The “Splendid” Isolation of the United States
Jorge Piñón, whose business experience spans time with Royal Dutch Shell, Amoco, British Petroleum and other oil giants, recently wrote: “The Deepwater Horizon incident experience taught the United States very important hands-on lessons on how to manage such a catastrophe, lessons which would benefit us in the future by sharing them with neighbors.”
One of those neighbors to whom Mr. Piñón refers is Cuba. He writes: “Obviously, the establishment of working relations between the U.S., Cuba, and The Bahamas in marine environmental protection would assist enormously in the contingency planning and cooperation necessary to an early and truly effective response to an oil spill.”
Of course, the creation of such working relations between Washington and Havana is not so obvious to all of Washington’s decision-makers, particularly that tiny group of hardcore Cuban-Americans in Dade County, Florida and elsewhere. But as Cuba prepares to drill in an offshore area proximate to Florida—and to do so at depths exceeding the depth of the Deepwater Horizon well—it should be.
Recent earthquakes in Haiti and Japan not only highlight the unprecedented nature of such natural events as the world’s population heads for 7 billion and is increasingly concentrated near the oceans, such events also underscore dramatically the need for international cooperation in responding to their aftermath. Yet the U.S. insists on dealing with Cuba as it has for the past fifty-plus years of failure: embargo, embargo, embargo. It is as if the ghost of Jesse Helms, never a man whose photo was on the piano of any reasonable person, still gripped Washington in its incomprehensible vise.

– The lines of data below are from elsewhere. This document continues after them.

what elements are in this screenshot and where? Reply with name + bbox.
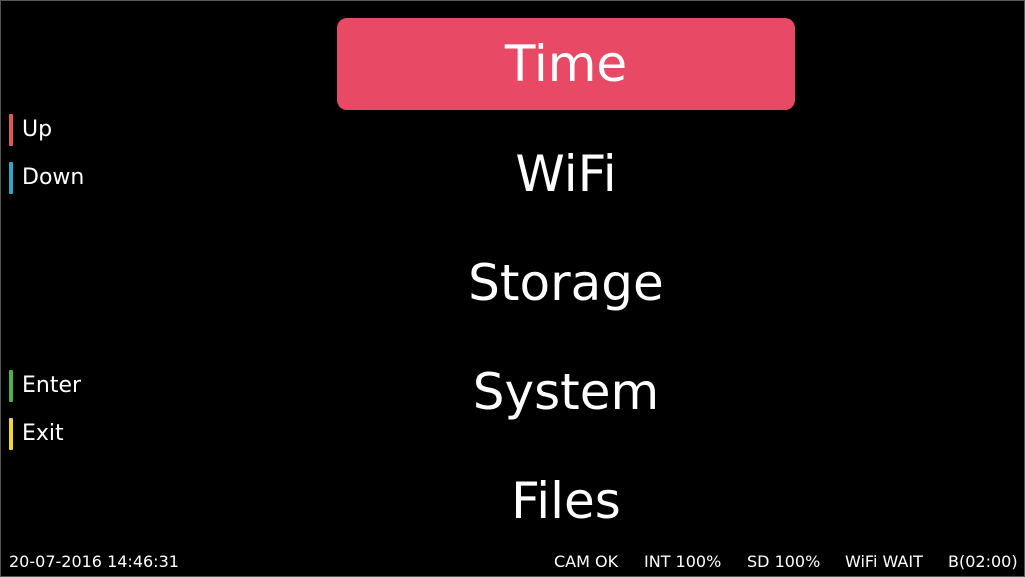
hint-down: Down [9,162,84,194]
enter-key-indicator [9,370,13,402]
status-camera: CAM OK [554,552,619,571]
menu-item-system[interactable]: System [337,346,795,438]
status-battery: B(02:00) [948,552,1018,571]
status-internal-storage: INT 100% [644,552,722,571]
hint-up-label: Up [22,117,53,142]
status-datetime: 20-07-2016 14:46:31 [9,552,179,571]
menu-item-time[interactable]: Time [337,18,795,110]
hint-exit: Exit [9,418,64,450]
menu-item-storage[interactable]: Storage [337,237,795,329]
exit-key-indicator [9,418,13,450]
status-wifi: WiFi WAIT [845,552,923,571]
down-key-indicator [9,162,13,194]
hint-exit-label: Exit [22,421,64,446]
hint-enter: Enter [9,370,81,402]
menu-item-wifi[interactable]: WiFi [337,128,795,220]
hint-down-label: Down [22,165,85,190]
status-sd-card: SD 100% [747,552,821,571]
menu-item-files[interactable]: Files [337,455,795,547]
hint-up: Up [9,114,52,146]
hint-enter-label: Enter [22,373,82,398]
up-key-indicator [9,114,13,146]
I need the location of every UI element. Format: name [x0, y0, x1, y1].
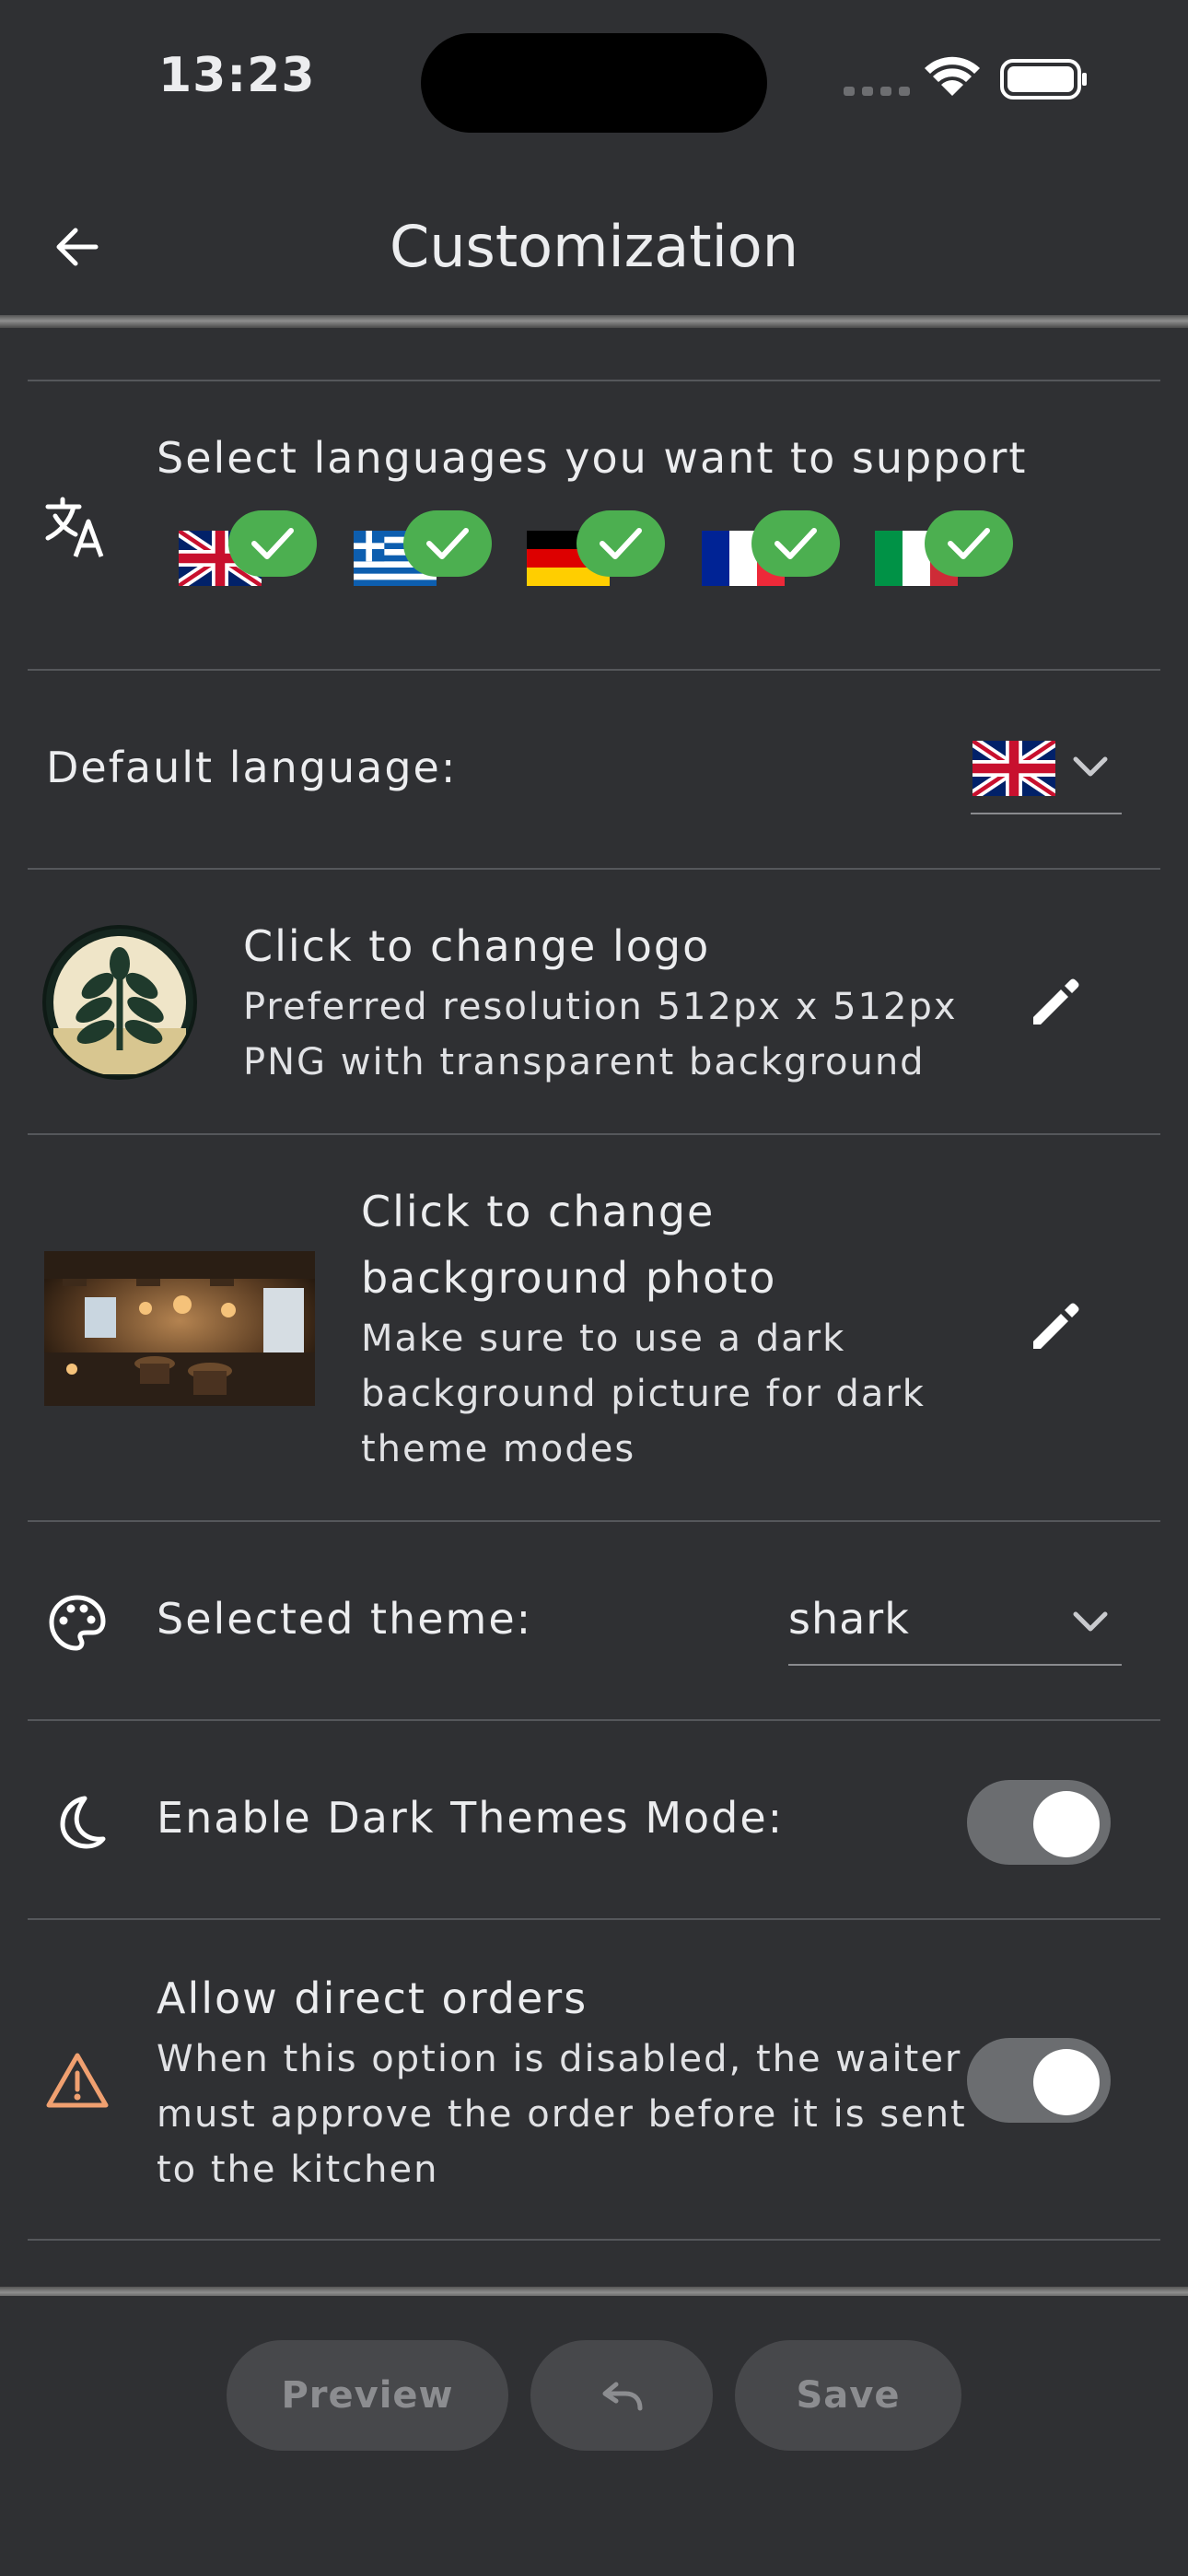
pencil-icon — [1033, 978, 1079, 1025]
arrow-back-icon — [56, 228, 99, 266]
status-time: 13:23 — [158, 48, 316, 103]
save-button[interactable]: Save — [735, 2340, 961, 2451]
dark-mode-label: Enable Dark Themes Mode: — [157, 1793, 785, 1843]
toggle-knob — [1033, 1791, 1100, 1857]
divider — [28, 1719, 1160, 1721]
direct-orders-title: Allow direct orders — [157, 1973, 588, 2023]
logo-resolution-text: Preferred resolution 512px x 512px — [243, 986, 958, 1028]
edit-logo-button[interactable] — [1019, 966, 1092, 1039]
chevron-down-icon — [1073, 1611, 1108, 1632]
default-language-dropdown[interactable] — [971, 737, 1122, 814]
background-desc-line3: theme modes — [361, 1428, 636, 1470]
chevron-down-icon — [1073, 756, 1108, 777]
check-icon — [403, 510, 492, 577]
languages-label: Select languages you want to support — [157, 433, 1028, 483]
uk-flag-icon — [973, 741, 1055, 796]
theme-value: shark — [788, 1594, 910, 1644]
undo-icon — [602, 2382, 643, 2411]
logo-image[interactable] — [42, 925, 197, 1080]
pencil-icon — [1033, 1303, 1079, 1349]
wifi-icon — [925, 56, 980, 96]
appbar-divider — [0, 315, 1188, 328]
battery-icon — [1000, 59, 1087, 100]
dark-mode-toggle[interactable] — [967, 1780, 1111, 1865]
logo-title[interactable]: Click to change logo — [243, 921, 710, 971]
edit-background-button[interactable] — [1019, 1290, 1092, 1364]
direct-orders-toggle[interactable] — [967, 2038, 1111, 2123]
divider — [28, 2239, 1160, 2241]
check-icon — [228, 510, 317, 577]
check-icon — [925, 510, 1013, 577]
preview-button[interactable]: Preview — [227, 2340, 508, 2451]
direct-orders-desc-line3: to the kitchen — [157, 2149, 439, 2191]
warning-icon — [42, 2045, 112, 2115]
theme-dropdown[interactable]: shark — [788, 1581, 1122, 1666]
status-icons — [844, 56, 1087, 100]
background-photo-thumbnail[interactable] — [44, 1251, 315, 1406]
moon-icon — [44, 1789, 111, 1856]
dropdown-underline — [971, 813, 1122, 814]
divider — [28, 669, 1160, 671]
divider — [28, 1918, 1160, 1920]
theme-label: Selected theme: — [157, 1594, 533, 1644]
background-title-line2[interactable]: background photo — [361, 1253, 776, 1303]
palette-icon — [44, 1590, 111, 1657]
check-icon — [751, 510, 840, 577]
background-title-line1[interactable]: Click to change — [361, 1187, 715, 1236]
dynamic-island — [421, 33, 767, 133]
check-icon — [577, 510, 665, 577]
divider — [28, 868, 1160, 870]
translate-icon — [42, 494, 109, 560]
divider — [28, 380, 1160, 381]
status-bar: 13:23 — [0, 0, 1188, 166]
direct-orders-desc-line1: When this option is disabled, the waiter — [157, 2038, 962, 2080]
divider — [28, 1520, 1160, 1522]
default-language-label: Default language: — [46, 743, 458, 792]
signal-icon — [844, 87, 910, 96]
background-desc-line2: background picture for dark — [361, 1373, 926, 1415]
toggle-knob — [1033, 2049, 1100, 2115]
app-bar: Customization — [0, 166, 1188, 321]
back-button[interactable] — [37, 206, 118, 287]
divider — [28, 1133, 1160, 1135]
undo-button[interactable] — [530, 2340, 713, 2451]
background-desc-line1: Make sure to use a dark — [361, 1317, 846, 1360]
logo-format-text: PNG with transparent background — [243, 1041, 926, 1083]
direct-orders-desc-line2: must approve the order before it is sent — [157, 2093, 967, 2136]
page-title: Customization — [389, 213, 799, 280]
dropdown-underline — [788, 1664, 1122, 1666]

We are not simply talking of response here either—though in cases of natural events, that is about all one can accomplish (though, as Japan vis-à-vis Haiti clearly demonstrates, prior efforts to prevent maximum damage can be ameliorative). We are also talking of prevention.
What better way to ensure that Cuba uses best practices in its oil exploration and extraction efforts than to put the best possible technology and experts to the task of advising the Cubans, or even assisting them? Yet because of the embargo, the U.S. cannot do this. Nor can other western countries do it safely, i.e., the embargo threatens them for dealing with Cuba also because the U.S. can retaliate.
When will national security, economic and cultural opportunity, openness, a serious interest in the future of eleven million Cubans and a respect for the sovereignty of nations, and more, finally trump an insidious group of hardcore Cuban-Americans in the United States and usher in a fresh and positive policy with respect to Cuba?